10 male Sprague Dawley rats (325-400g) were used in this study. Two fMRI sessions consisting of a 1) resting state fMRI, and 2) stimulus-evoked fMRI were conducted sequentially on the awake rats. The same experiments were then repeated under anesthesia ( ~1% isoflurane/O2). Resting-statefMRI lasted 8 minutes (no external stimuli). Stimulus-evoked fMRI was comprised of 6 repetitive stimulus ON/OFF blocks (2sec-off/12sec-on/36sec-off). The air-puff stimuli used consisted in a 5 g force innocuous stimuli on right hind paw. MR experiments were carried out on a Bruker Clinscan 7T. We used an EPI sequence with TR= 2000ms, TE=18ms, in-plane resolution= 0.38mmx0.38mm, slice thickness=0.5 mm, number of repetitions=240 for resting-state fMRI and 150 for stimulus-evoked fMRI. Post-hoc analysis on head motion was estimated using FSL’s MCFLIRT tool. The motion timeseries was calculated to measure the root-mean-square displacement from one time point relative to the preceding time point.

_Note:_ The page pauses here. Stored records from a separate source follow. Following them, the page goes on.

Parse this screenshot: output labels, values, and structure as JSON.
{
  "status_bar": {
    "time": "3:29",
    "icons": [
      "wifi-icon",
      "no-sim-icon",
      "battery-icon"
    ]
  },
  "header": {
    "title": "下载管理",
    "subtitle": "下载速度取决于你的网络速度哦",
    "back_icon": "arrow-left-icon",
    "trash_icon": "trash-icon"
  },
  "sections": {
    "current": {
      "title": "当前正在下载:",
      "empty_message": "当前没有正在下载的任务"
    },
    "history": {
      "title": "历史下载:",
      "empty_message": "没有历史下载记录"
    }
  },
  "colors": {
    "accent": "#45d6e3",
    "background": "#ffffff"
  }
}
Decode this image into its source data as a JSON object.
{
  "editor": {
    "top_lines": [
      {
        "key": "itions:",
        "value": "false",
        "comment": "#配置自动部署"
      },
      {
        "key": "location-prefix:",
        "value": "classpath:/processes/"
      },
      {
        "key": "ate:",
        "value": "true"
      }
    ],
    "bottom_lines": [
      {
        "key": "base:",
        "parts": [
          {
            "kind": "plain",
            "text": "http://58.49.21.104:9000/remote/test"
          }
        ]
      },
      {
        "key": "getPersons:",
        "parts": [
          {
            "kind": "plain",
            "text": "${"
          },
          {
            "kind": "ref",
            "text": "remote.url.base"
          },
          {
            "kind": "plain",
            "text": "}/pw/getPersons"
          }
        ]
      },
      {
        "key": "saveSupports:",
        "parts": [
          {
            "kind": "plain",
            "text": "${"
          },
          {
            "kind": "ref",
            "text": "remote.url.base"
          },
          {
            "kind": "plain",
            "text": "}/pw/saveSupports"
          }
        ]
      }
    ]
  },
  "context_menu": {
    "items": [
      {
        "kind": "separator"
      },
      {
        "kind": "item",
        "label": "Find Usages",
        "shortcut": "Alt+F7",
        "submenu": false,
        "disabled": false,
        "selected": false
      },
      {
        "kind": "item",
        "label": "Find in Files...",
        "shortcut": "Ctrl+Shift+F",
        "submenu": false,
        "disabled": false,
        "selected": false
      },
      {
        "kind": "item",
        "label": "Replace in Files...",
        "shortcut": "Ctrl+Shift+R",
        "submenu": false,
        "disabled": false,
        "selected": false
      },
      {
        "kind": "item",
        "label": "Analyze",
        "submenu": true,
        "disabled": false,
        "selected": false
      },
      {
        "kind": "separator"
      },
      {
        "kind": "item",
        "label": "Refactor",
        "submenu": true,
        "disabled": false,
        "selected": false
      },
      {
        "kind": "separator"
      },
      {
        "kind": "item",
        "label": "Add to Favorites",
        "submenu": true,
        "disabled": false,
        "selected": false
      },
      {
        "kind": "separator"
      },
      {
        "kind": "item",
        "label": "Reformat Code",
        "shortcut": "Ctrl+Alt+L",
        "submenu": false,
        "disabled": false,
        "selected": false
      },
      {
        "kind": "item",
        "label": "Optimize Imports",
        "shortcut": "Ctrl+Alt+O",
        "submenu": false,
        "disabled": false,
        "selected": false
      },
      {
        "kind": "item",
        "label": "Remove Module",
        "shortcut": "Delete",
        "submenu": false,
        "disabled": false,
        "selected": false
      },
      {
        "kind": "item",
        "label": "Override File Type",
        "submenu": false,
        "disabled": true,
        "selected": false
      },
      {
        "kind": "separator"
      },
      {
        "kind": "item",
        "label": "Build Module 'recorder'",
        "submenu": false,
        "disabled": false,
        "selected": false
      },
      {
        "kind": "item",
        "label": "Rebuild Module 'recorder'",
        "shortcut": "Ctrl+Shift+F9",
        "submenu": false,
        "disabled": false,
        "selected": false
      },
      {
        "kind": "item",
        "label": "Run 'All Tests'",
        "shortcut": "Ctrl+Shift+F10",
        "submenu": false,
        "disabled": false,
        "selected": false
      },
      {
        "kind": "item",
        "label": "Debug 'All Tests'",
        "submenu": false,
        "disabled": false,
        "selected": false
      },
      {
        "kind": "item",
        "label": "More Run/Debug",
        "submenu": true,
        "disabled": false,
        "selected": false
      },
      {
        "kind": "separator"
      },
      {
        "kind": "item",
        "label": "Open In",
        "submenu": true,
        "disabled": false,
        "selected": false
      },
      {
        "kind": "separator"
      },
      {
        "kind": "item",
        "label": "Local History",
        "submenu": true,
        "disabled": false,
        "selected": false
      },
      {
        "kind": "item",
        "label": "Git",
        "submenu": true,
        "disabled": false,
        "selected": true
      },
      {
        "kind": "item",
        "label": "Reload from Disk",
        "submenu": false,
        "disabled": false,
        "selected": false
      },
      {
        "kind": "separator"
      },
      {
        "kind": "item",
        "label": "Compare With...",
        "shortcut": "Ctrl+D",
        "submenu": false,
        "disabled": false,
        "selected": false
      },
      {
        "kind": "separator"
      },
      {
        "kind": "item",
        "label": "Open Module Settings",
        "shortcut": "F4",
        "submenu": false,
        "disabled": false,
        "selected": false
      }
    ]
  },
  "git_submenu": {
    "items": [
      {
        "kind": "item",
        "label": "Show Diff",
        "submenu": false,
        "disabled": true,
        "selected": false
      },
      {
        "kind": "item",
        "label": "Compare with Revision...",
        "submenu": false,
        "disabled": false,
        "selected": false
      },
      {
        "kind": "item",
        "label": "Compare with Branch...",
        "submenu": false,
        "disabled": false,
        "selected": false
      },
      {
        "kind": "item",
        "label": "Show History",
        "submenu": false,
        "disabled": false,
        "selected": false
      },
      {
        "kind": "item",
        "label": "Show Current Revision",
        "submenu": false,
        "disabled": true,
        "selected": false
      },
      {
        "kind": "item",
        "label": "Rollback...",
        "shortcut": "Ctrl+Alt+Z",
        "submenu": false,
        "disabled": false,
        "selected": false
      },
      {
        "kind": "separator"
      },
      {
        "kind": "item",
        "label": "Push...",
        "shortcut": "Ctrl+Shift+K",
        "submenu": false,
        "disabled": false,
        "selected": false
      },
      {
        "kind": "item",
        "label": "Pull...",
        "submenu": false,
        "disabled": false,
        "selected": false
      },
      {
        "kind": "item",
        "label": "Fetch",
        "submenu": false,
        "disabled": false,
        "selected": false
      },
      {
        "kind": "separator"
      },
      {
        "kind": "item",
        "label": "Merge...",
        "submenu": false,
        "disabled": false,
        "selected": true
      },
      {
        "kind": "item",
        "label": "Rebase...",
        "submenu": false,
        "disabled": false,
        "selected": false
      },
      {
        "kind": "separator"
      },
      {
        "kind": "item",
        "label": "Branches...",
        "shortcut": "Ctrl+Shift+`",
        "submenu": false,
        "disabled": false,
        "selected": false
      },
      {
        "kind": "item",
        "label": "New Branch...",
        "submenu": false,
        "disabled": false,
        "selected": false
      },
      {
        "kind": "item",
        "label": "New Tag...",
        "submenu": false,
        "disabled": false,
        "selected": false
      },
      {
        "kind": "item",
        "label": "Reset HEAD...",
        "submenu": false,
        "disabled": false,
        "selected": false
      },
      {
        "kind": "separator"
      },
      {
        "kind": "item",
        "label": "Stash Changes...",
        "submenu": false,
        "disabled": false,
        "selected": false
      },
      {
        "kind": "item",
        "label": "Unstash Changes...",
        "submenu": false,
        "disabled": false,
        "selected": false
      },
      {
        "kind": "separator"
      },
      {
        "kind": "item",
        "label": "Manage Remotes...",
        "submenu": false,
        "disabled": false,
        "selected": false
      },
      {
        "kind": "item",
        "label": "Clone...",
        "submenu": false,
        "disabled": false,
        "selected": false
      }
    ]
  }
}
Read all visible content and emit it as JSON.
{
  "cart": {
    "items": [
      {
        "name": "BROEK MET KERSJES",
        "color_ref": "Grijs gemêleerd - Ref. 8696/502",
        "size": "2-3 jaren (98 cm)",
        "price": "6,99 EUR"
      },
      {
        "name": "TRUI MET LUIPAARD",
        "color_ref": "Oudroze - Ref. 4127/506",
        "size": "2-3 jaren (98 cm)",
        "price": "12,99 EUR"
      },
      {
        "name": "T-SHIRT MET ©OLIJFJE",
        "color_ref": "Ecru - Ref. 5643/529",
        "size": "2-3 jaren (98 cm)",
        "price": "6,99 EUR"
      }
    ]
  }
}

After few training-days stress was greatly reduced, as observed behaviorally (e.g. little or no struggling, eye secretions indicative of stress in rat, or excessive vocalizations ) and through stress hormone levels (data not shown here ). Head motion for each rat was recorded from imaging session (Figure2) for both experiments. Directional displacements are color encoded with the stimulation pattern shown in black (Fig 2A). Except in one case, awake rats did not exhibit excessive head motion ( < 70um). No significant difference between awake and anesthetized. For stimulus-evoked fMRI, the head motion did not appear to be associated with the pattern of the stimulation, (i.e. it did not interfere with our ability to detect the relevant signal changes). In awake condition, unlilateral air-puff stimulation (Figure 3) resulted in significant increase in fMRI signal in bilateral S1, bilateral thalamus, and prefrontal regions including ACC and mPFC (P < 0.05, FWE corrected); the greatest signal change was on the hemisphere contralateral to the stimulation. No significant change was found in anesthetized condition (P < 0.05, FWE corrected). Given that contralateral S1 hind limb region showed the most prominent response to the air-puff stimulation, we examined how S1 hind limb region was functionally coupled to other brain areas using resting state (Figure 4). We found that when rats are awake, S1 hind limb region showed significant correlations with the same region in the other hemisphere. Anesthesia reduces this connection between hemispheres.In the present study we demonstrate that rats trained over the course of 8 days can be restrained in a comfortable “snuggle sleeve” and head posted while undergoing fMRI. This setup not only reduces motion but does not require any initial anesthesia. Habituation with this instrumental setup allows rats to be awake, conscious and be relatively still during fMRI experiments. In addition rats had more fMRI activation in response to air-puff stimulation and showed more widespread functional connectivity in awake condition, compared to when the rats were anesthetized. These results suggest that the described methodology can enhance performance of fMRI experiments in awake condition rodents.